Talk:ZFS
Latest comment: 3 months ago by Anastrophe in topic Reports of fragmentation problems and encryption problems
This is the talk page for discussing improvements to the ZFS article. This is not a forum for general discussion of the article's subject. |
Article policies
|
Find sources: Google (books · news · scholar · free images · WP refs) · FENS · JSTOR · TWL |
Archives: 1Auto-archiving period: 12 months |
This article is rated C-class on Wikipedia's content assessment scale. It is of interest to the following WikiProjects: | |||||||||||
|
Reports of fragmentation problems and encryption problems
edit((Note: This discussion arose on my talk page after I'd reverted the changes editor Robercik st had added. I think it's at a point where more 'eyeballs' are needed to come to consensus, so I'm copying it here unaltered for further discussion.))

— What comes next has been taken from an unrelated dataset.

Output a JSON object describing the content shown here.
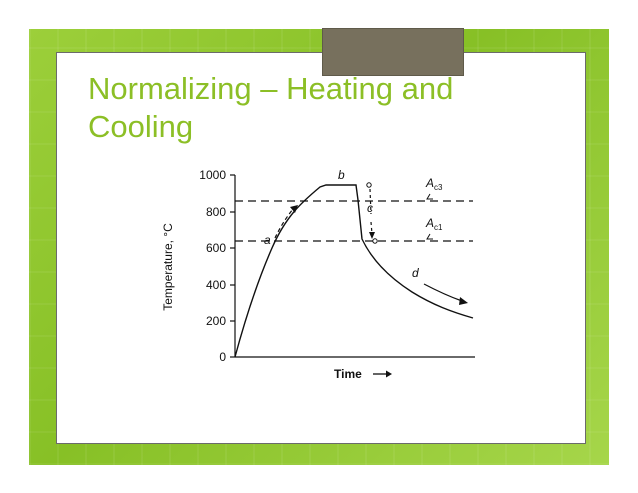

You can read about this in https://github.com/openzfs/zfs/issues/3582 if you need more info Robercik st (talk) 03:06, 13 December 2023 (UTC)
- The problem is there's multiple issues at work here. First, the question of whether or not free space fragmentation is the cause of performance issues, or rather over-utilization of the disk space. Virtually all filesystems are prone to performance issues as available free space diminishes, and since we don't have meaningful metrics to rely on, we can't ascribe one over the other.
- Secondly, most of what you've written is narrative opinion. The link to the ZFS code discussions isn't a reliable source for the claims being made - not by wikipedia's standards. You'd need to find a secondary source that describes these issues.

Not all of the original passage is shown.